In 2005, John Charles Kernodle launched Charlotte, North Carolina-based wealth management firm Strathmore Capital Advisors with just two clients and about $8 million in assets. It was a modest start for Kernodle, who had spent more than a decade working in the financial services industry as a salesman in the capital markets group at First Union and later as a business development manager for several investment management firms.
But Kernodle had bigger plans for Strathmore. From the beginning, he aggressively marketed the firm to prospective clients—sending out notices to scores of contacts, from old college friends to family connections. He networked and set up meetings to explain that Strathmore was designed to go beyond simply managing investments by playing a significant role in its clients' entire lives, from helping them reach their long-term goals to finding smart solutions to common financial problems. "I wanted to build a successful practice that would help people," he says. "The brokerage model is built on volume, but this is really a relationship business."
The idea of signing on with a financial advisory firm that would do more than simply send out quarterly statements has resonated with investors. One early client told Kernodle that the only personal visit he had received from his former advisor was after he told the advisor he was leaving for Strathmore. Today Kernodle has 14 relationships—including several families—and manages roughly $40 million in assets. In the short term, he aims to keep his wealth management practice small, making sure he has the resources to continue giving clients the proper personal attention. But Kernodle also hopes to grow his firm's asset base to $100 million within a few years.
To balance those goals, Kernodle realizes the need to be selective in choosing the right clients. To that end, he is targeting specific demographics that stand to benefit from Strathmore's personal service and will boost the firm's asset base. One such niche is physicians. It's a group Kernodle knows well, having grown up with a father and several uncles and other relatives who were doctors. In broad terms, physicians are a unique challenge. While they can bring significant assets to the table, they also frequently lead busy professional lives and don't have a lot of time to devote to managing their finances.

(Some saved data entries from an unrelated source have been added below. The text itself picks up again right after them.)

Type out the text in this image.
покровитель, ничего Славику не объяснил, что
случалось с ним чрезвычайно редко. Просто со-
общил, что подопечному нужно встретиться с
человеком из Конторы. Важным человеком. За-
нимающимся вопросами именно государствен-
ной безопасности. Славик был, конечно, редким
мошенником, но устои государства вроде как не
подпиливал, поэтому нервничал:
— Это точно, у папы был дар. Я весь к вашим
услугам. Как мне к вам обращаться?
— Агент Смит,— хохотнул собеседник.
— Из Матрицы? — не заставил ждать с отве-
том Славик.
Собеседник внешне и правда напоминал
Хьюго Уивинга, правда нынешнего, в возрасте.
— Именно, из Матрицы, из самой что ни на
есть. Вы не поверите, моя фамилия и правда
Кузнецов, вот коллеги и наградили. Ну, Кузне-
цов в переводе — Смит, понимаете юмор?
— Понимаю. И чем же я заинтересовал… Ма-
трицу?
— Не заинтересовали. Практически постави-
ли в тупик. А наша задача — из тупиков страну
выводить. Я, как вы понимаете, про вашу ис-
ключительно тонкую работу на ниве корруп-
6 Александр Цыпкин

Kernodle and his brother William, the firm's director of business development and client services, recently began working with a busy radiologist who was more than happy to hand off the bulk of his financial responsibilities—from estate planning to tax planning—to Strathmore. "We brought in a lawyer and an insurance industry specialist, and the radiologist was so happy we were bringing in all these consolidated services, because he was so busy," says Kernodle.
Kernodle is also developing expertise in serving other client niches. He currently works with clients involved in multigenerational family business-es—a niche he plans to develop more in the coming years—and has helped several widowers navigate the estate settlement process. But whether he's working with groups of physicians or business owners, the strategy is the same: "It's all about being the personal CFO for the client," says Kernodle.
And while Kernodle stresses the development of personal relationships with clients, he's also careful to pay attention to the investment management side of the business. Before founding Strathmore, Kernodle learned invaluable lessons about retail operations through his work with a small North Carolina-based investment management firm—for example, that not all advisors have their clients' best interests at heart when making investment decisions. "I learned that what was being sold to the client and what was good for the client were sometimes two different things," he says. "There are a lot of great people in this industry, but there are also a lot of people who take shortcuts that don't help their clients."
The investment products offered through Dimensional Fund Advisors (DFA) immediately appealed to Kernodle. DFA's investment process didn't cut advisors in on commissions for products they sold, and took a relatively passive, low-cost approach to investing that put it at odds with the aggressive and often expensive methods adopted by many investment firms. "I thought it made so much sense," says Kernodle. "The simple fact is that the majority of the industry is predicated on what people think is going to happen in the markets. DFA says they don't know what is going to happen, but they know that historically stocks outperform bonds, value outperforms growth and small-cap outperforms large-cap over long periods of time. And you can engineer a portfolio that's tilted to those things."
As the firm grows, Kernodle is confident that Strathmore will continue to offer a broad range of services to its roster of clients. What's more, he believes that smaller firms like Strathmore will be particularly well-positioned to attract clients who are disillusioned with their experiences at larger firms. "What really excites me about growing the firm is that consolidated wealth management is not being done in that $1 million to $5 million range," he says. "If you have $1 million at a larger institution, you're given an 800 number to call. We can do much better than that."